Scandinavie, pays baltes, Balkans… Les bons élèves de la transition énergétique
En 2018, 12 pays (la Suède, la Finlande, la Lettonie, le Danemark, l’Estonie, la Croatie, la Lituanie, la Bulgarie, la Grèce, l’Italie, la Tchéquie et Chypre) avaient déjà atteint leur objectif de 2020.
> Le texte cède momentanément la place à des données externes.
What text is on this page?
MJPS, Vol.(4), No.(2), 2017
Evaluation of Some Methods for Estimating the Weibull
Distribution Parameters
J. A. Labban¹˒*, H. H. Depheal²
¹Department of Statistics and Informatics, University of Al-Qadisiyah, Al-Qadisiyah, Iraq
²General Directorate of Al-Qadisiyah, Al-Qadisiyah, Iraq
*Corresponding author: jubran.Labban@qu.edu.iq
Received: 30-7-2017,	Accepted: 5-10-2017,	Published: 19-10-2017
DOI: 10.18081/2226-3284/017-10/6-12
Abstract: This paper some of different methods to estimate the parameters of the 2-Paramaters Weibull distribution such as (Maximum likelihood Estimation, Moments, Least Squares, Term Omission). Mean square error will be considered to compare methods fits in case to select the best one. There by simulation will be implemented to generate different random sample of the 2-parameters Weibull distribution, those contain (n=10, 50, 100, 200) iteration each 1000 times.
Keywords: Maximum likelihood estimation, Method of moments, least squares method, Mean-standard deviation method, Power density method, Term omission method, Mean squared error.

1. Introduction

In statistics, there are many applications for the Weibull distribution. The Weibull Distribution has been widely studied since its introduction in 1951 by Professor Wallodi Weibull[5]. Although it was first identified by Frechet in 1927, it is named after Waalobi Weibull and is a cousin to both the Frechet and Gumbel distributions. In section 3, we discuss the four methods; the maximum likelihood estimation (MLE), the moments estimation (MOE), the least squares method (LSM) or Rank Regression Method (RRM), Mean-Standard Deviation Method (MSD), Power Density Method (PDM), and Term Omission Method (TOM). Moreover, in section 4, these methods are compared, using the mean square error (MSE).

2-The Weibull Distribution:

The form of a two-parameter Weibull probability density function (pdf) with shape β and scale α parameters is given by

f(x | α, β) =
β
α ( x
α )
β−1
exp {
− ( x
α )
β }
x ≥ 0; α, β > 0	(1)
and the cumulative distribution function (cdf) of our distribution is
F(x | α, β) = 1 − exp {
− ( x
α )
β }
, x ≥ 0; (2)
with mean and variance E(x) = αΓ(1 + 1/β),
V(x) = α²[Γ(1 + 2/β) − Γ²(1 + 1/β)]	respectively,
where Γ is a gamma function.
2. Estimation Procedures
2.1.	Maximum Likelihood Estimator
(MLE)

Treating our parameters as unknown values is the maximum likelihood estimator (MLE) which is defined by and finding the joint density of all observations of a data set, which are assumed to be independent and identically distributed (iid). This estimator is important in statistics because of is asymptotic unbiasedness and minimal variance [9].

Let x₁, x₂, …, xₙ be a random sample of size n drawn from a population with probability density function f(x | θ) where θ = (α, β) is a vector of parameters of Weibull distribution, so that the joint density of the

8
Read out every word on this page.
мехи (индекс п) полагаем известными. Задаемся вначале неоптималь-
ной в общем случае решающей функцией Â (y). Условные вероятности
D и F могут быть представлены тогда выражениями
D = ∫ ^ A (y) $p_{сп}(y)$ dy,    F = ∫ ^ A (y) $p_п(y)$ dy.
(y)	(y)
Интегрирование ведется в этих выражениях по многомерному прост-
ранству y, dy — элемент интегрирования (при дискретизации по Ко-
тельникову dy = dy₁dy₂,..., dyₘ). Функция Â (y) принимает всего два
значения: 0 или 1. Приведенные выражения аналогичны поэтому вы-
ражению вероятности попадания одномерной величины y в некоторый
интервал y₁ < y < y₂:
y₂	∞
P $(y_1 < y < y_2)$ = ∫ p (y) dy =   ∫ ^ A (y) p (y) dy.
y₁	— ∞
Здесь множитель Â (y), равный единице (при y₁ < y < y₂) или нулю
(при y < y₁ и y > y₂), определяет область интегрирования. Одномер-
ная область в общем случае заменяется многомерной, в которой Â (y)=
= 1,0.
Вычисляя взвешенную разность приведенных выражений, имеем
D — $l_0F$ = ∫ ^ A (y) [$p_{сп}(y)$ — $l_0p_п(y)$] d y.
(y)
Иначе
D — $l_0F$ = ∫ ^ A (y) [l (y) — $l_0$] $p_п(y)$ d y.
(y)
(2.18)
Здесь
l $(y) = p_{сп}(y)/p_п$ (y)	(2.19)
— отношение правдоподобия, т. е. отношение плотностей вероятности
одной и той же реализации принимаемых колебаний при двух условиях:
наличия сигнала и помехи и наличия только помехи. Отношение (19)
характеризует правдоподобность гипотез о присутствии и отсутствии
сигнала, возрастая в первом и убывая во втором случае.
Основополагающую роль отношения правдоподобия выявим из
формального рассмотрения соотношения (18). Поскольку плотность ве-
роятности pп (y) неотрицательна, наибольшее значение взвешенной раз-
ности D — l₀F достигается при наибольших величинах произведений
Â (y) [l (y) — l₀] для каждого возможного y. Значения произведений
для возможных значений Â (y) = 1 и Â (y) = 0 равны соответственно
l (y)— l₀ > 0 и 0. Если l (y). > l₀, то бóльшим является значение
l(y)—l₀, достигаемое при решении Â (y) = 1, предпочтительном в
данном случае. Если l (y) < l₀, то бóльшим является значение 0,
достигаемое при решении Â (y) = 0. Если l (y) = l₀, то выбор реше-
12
Les pays nordique et baltes sont les plus avancés. La Suède est en tête avec 54,6% d’énergies renouvelables dans son mix énergétique, 5,6% au-dessus de son objectif initial (le plus élevé de toute l’Union). Le Danemark est également bien en avance sur ses objectifs (36,1% en 2018, soit 6,1% de plus que son objectif pour 2020). Les trois pays baltes (Lituanie, Lettonie et Estonie) réalisent aussi de belles performances, en particulier l’Estonie avec 30% en 2018, 5% de plus que son objectif.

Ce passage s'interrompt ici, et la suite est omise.